Everyone needs something to propel them along. Belief in an afterlife is a very, very powerful version of this. As Nietzsche once said, “he who has a ‘why’ can endure almost any ‘how,’” and there’s no “why” quite as alluring as the promise of everlasting happiness.
I’m still struggling to find my why… but I think I may have found it. This is very pseudoscientific and meant to be somewhat mystical, but I think it just might work, so bear with me here.
I think all life has one mission: to reverse entropy — i.e., to bring order to the universe. You see it in more primitive life forms — birds building nests, even amoebas can create order by creating replicas of themselves from scattered building blocks — but only man (and that which comes after man) has the potential to bring order to everything. It’s really too perfect when you think about it. What is it that man struggles against day in and day out? What is it that he finds himself thrown against with every moment that passes, like an endless parade of waves dashed against a never-fading crag? It is suffering, my brothers and sisters. Suffering is what opposes us, surrounds us, and challenges us. And what is suffering? It is the world in disorder. When things are right, we do not suffer. In a chaotic, disorderly world, things will be right sometimes and wrong sometimes — and we will bounce around from pleasure to pain, whip-sawing forever. Our gift — our blessing — is that we don’t have to bounce aimlessly. We can steer ourselves, and we can re-arrange our surroundings to be less chaotic. We can put everything in its right place. And we must. Because if we don’t do it, no one will — and suffering will keep popping into existence, inexplicably and inexcusably.

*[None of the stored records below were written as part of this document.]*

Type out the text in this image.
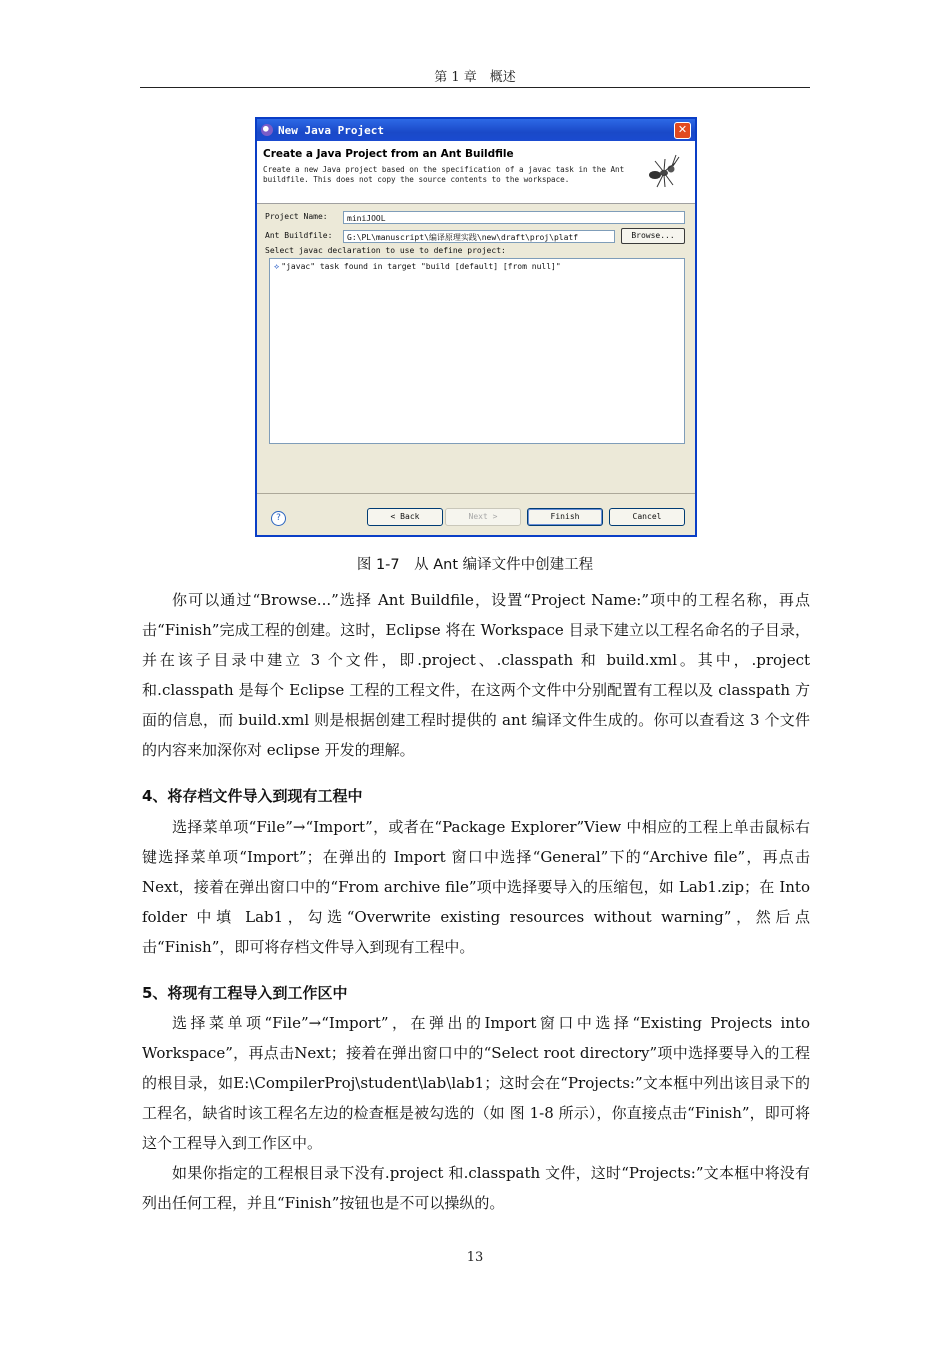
第 1 章　概述
New Java Project	✕
Create a Java Project from an Ant Buildfile
Create a new Java project based on the specification of a javac task in the Ant buildfile. This does not copy the source contents to the workspace.
Project Name:	miniJOOL
Ant Buildfile:	G:\PL\manuscript\编译原理实践\new\draft\proj\platf	Browse...
Select javac declaration to use to define project:
⟡ "javac" task found in target "build [default] [from null]"
?	< Back	Next >	Finish	Cancel
图 1-7　从 Ant 编译文件中创建工程

你可以通过“Browse...”选择 Ant Buildfile，设置“Project Name:”项中的工程名称，再点击“Finish”完成工程的创建。这时，Eclipse 将在 Workspace 目录下建立以工程名命名的子目录，并在该子目录中建立 3 个文件，即.project、.classpath 和 build.xml。其中，.project 和.classpath 是每个 Eclipse 工程的工程文件，在这两个文件中分别配置有工程以及 classpath 方面的信息，而 build.xml 则是根据创建工程时提供的 ant 编译文件生成的。你可以查看这 3 个文件的内容来加深你对 eclipse 开发的理解。

4、将存档文件导入到现有工程中

选择菜单项“File”→“Import”，或者在“Package Explorer”View 中相应的工程上单击鼠标右键选择菜单项“Import”；在弹出的 Import 窗口中选择“General”下的“Archive file”，再点击 Next，接着在弹出窗口中的“From archive file”项中选择要导入的压缩包，如 Lab1.zip；在 Into folder 中填 Lab1，勾选“Overwrite existing resources without warning”，然后点击“Finish”，即可将存档文件导入到现有工程中。

5、将现有工程导入到工作区中

选择菜单项“File”→“Import”，在弹出的Import窗口中选择“Existing Projects into Workspace”，再点击Next；接着在弹出窗口中的“Select root directory”项中选择要导入的工程的根目录，如E:\CompilerProj\student\lab\lab1；这时会在“Projects:”文本框中列出该目录下的工程名，缺省时该工程名左边的检查框是被勾选的（如 图 1-8 所示），你直接点击“Finish”，即可将这个工程导入到工作区中。

如果你指定的工程根目录下没有.project 和.classpath 文件，这时“Projects:”文本框中将没有列出任何工程，并且“Finish”按钮也是不可以操纵的。

13
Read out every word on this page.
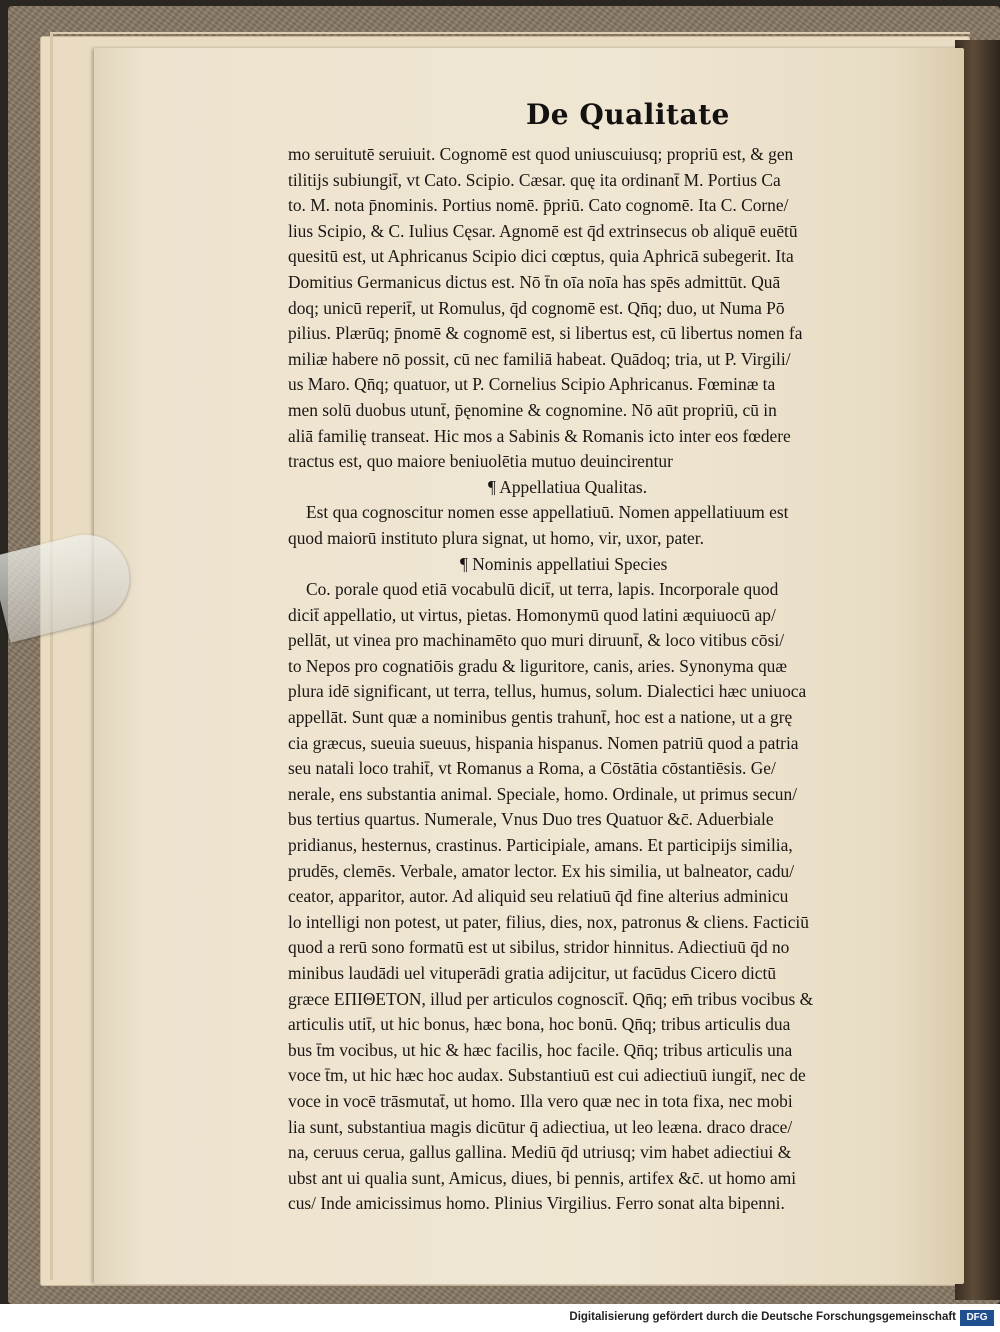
De Qualitate
mo seruitutē seruiuit. Cognomē est quod uniuscuiusq; propriū est, & gen
tilitijs subiungit̄, vt Cato. Scipio. Cæsar. quę ita ordinant̄ M. Portius Ca
to. M. nota p̄nominis. Portius nomē. p̄priū. Cato cognomē. Ita C. Corne/
lius Scipio, & C. Iulius Cęsar. Agnomē est q̄d extrinsecus ob aliquē euētū
quesitū est, ut Aphricanus Scipio dici cœptus, quia Aphricā subegerit. Ita
Domitius Germanicus dictus est. Nō t̄n oīa noīa has spēs admittūt. Quā
doq; unicū reperit̄, ut Romulus, q̄d cognomē est. Qn̄q; duo, ut Numa Pō
pilius. Plærūq; p̄nomē & cognomē est, si libertus est, cū libertus nomen fa
miliæ habere nō possit, cū nec familiā habeat. Quādoq; tria, ut P. Virgili/
us Maro. Qn̄q; quatuor, ut P. Cornelius Scipio Aphricanus. Fœminæ ta
men solū duobus utunt̄, p̄ęnomine & cognomine. Nō aūt propriū, cū in
aliā familię transeat. Hic mos a Sabinis & Romanis icto inter eos fœdere
tractus est, quo maiore beniuolētia mutuo deuincirentur
¶ Appellatiua Qualitas.
Est qua cognoscitur nomen esse appellatiuū. Nomen appellatiuum est
quod maiorū instituto plura signat, ut homo, vir, uxor, pater.
¶ Nominis appellatiui Species
Co. porale quod etiā vocabulū dicit̄, ut terra, lapis. Incorporale quod
dicit̄ appellatio, ut virtus, pietas. Homonymū quod latini æquiuocū ap/
pellāt, ut vinea pro machinamēto quo muri diruunt̄, & loco vitibus cōsi/
to Nepos pro cognatiōis gradu & liguritore, canis, aries. Synonyma quæ
plura idē significant, ut terra, tellus, humus, solum. Dialectici hæc uniuoca
appellāt. Sunt quæ a nominibus gentis trahunt̄, hoc est a natione, ut a grę
cia græcus, sueuia sueuus, hispania hispanus. Nomen patriū quod a patria
seu natali loco trahit̄, vt Romanus a Roma, a Cōstātia cōstantiēsis. Ge/
nerale, ens substantia animal. Speciale, homo. Ordinale, ut primus secun/
bus tertius quartus. Numerale, Vnus Duo tres Quatuor &c̄. Aduerbiale
pridianus, hesternus, crastinus. Participiale, amans. Et participijs similia,
prudēs, clemēs. Verbale, amator lector. Ex his similia, ut balneator, cadu/
ceator, apparitor, autor. Ad aliquid seu relatiuū q̄d fine alterius adminicu
lo intelligi non potest, ut pater, filius, dies, nox, patronus & cliens. Facticiū
quod a rerū sono formatū est ut sibilus, stridor hinnitus. Adiectiuū q̄d no
minibus laudādi uel vituperādi gratia adijcitur, ut facūdus Cicero dictū
græce ΕΠΙΘΕΤΟΝ, illud per articulos cognoscit̄. Qn̄q; em̄ tribus vocibus &
articulis utit̄, ut hic bonus, hæc bona, hoc bonū. Qn̄q; tribus articulis dua
bus t̄m vocibus, ut hic & hæc facilis, hoc facile. Qn̄q; tribus articulis una
voce t̄m, ut hic hæc hoc audax. Substantiuū est cui adiectiuū iungit̄, nec de
voce in vocē trāsmutat̄, ut homo. Illa vero quæ nec in tota fixa, nec mobi
lia sunt, substantiua magis dicūtur q̄ adiectiua, ut leo leæna. draco drace/
na, ceruus cerua, gallus gallina. Mediū q̄d utriusq; vim habet adiectiui &
ubst ant ui qualia sunt, Amicus, diues, bi pennis, artifex &c̄. ut homo ami
cus/ Inde amicissimus homo. Plinius Virgilius. Ferro sonat alta bipenni.
Digitalisierung gefördert durch die Deutsche Forschungsgemeinschaft	DFG
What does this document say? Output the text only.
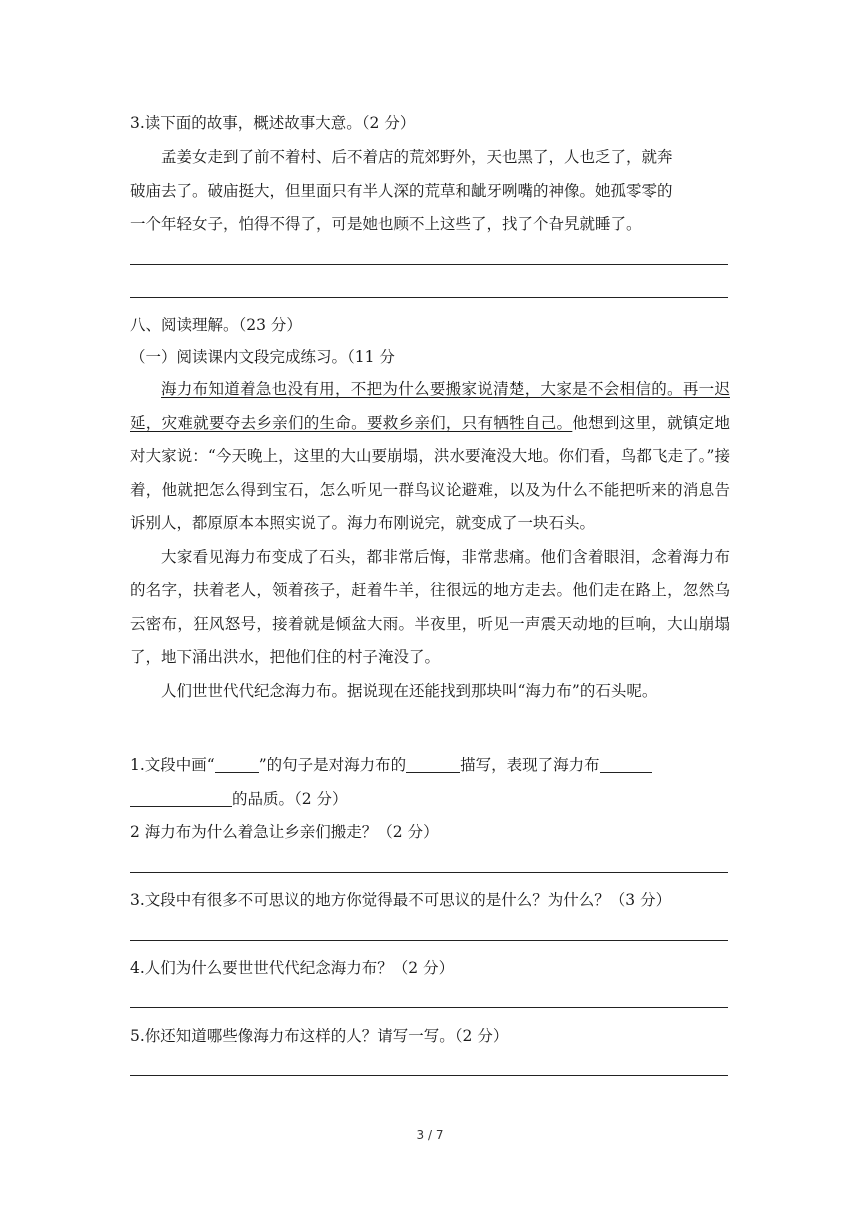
3.读下面的故事，概述故事大意。（2 分）

孟姜女走到了前不着村、后不着店的荒郊野外，天也黑了，人也乏了，就奔

破庙去了。破庙挺大，但里面只有半人深的荒草和龇牙咧嘴的神像。她孤零零的

一个年轻女子，怕得不得了，可是她也顾不上这些了，找了个旮旯就睡了。

八、阅读理解。（23 分）
（一）阅读课内文段完成练习。（11 分

海力布知道着急也没有用，不把为什么要搬家说清楚，大家是不会相信的。再一迟延，灾难就要夺去乡亲们的生命。要救乡亲们，只有牺牲自己。他想到这里，就镇定地对大家说：“今天晚上，这里的大山要崩塌，洪水要淹没大地。你们看，鸟都飞走了。”接着，他就把怎么得到宝石，怎么听见一群鸟议论避难，以及为什么不能把听来的消息告诉别人，都原原本本照实说了。海力布刚说完，就变成了一块石头。

大家看见海力布变成了石头，都非常后悔，非常悲痛。他们含着眼泪，念着海力布的名字，扶着老人，领着孩子，赶着牛羊，往很远的地方走去。他们走在路上，忽然乌云密布，狂风怒号，接着就是倾盆大雨。半夜里，听见一声震天动地的巨响，大山崩塌了，地下涌出洪水，把他们住的村子淹没了。

人们世世代代纪念海力布。据说现在还能找到那块叫“海力布”的石头呢。

1.文段中画“	”的句子是对海力布的	描写，表现了海力布
的品质。（2 分）
2 海力布为什么着急让乡亲们搬走？（2 分）
3.文段中有很多不可思议的地方你觉得最不可思议的是什么？为什么？（3 分）
4.人们为什么要世世代代纪念海力布？（2 分）
5.你还知道哪些像海力布这样的人？请写一写。（2 分）
3 / 7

How does one create order? This we have known for a while. At first I thought the answer was just “study the universe” — since we will never create order until we understand how the universe works. And indeed, this is something we must do. But our task is greater than that. Because we are imperfect, limited creatures, we cannot live on study alone. We need nourishment, and stability, and a host of other things around us to have any hope of unlocking the secrets of the universe. So how do we create order? By doing “good.” By doing good (in the ancient Greek sense of the word), we bring order into the world. If we’re to have any hope of un-breaking our broken-eggshell universe, it’s going to be a team effort. We will only get there if we treat each other with compassion and work hard at what it is that we can do, thus keeping the human-machine that is society alive and humming. We need janitors, and farmers, and marketers and bankers and lawyers and everyone else to make sure we are supplied with all our material needs as efficiently as possible. We need engineers to help us fly to other planets when ours goes dark. We have to keep the fires of civilization burning long enough for the answer to emerge from within our ranks — before our light flickers out and we go dark, too.
With a challenge this great, nothing can be wasted. We do not know how long we have to find an answer, before we (as a species) crumble and have to wait to be reborn again, to grow and evolve again, to suffer in darkness again, and to once again become intelligent enough to see a glimmer of hope. No, we cannot and must not risk anything. The stakes are too high. We must work hard and work smart — every movement must be a movement forward. Every resource spent must be spent wisely. There is no time for strife, for its tempestuous winds may extinguish our flame long before its time. No, we must work together — we must love our fellow man and toil not just for him, but with him. Only if we row together can we row forward. We must learn to motivate each other — to slingshot each other to ever greater heights — and to find ways to complement the weakness of one with the strength of another; to fit the human puzzle together so that it is perfect enough to meet the demands of the One Perfect Task.
Most of all, we must have courage. We must embrace the human spirit and guard it with the ferocity and fervor that it deserves. It is the most precious thing in the universe. Within us lies the most improbable of improbables — the seed of order. In wielding it, we must remember that it gives us great power to do good and to do bad. We must remember — despite all odds, despite the vast darkness that presses upon us from every direction and threatens to crush the seed within us — that every moment of weakness, every gesture of evil will echo countless times through the birth-rebirth cycles of the universe if we are to fail in our task. There’s no telling how long it will be until life once again reaches the advanced state we have reached — and what horrible new forms of suffering will crop up in the meantime. No, we must remain steadfast and single-minded in the pursuit of good. It is the only way forward.
Order. Chaos. Everything we see tells us Chaos always wins — indeed, every equation we know demands it — yet I feel, no, I know that Order is there, smiling, patiently waiting to emerge at the last possible moment victorious. Part his charm is that his power is so understated. To bring about his return, we must take that little seed we are imbued with and grow it tirelessly, until we can barely hold on any longer, until we can barely contain its power. Until it can literally move mountains. Until we cannot even bear to look at what we have become, because we shine so bright against the darkness.
Hark the words of John F. Kennedy: “We choose to go to the Moon in this decade and do the other things, not because they are easy, but because they are hard; because that goal will serve to organize and measure the best of our energies and skills; because that challenge is one that we are willing to accept, one we are unwilling to postpone, and one we intend to win.”
Let us not shrink from the challenge. Order is waiting. Goodness is already present. We just have to find it. And we will.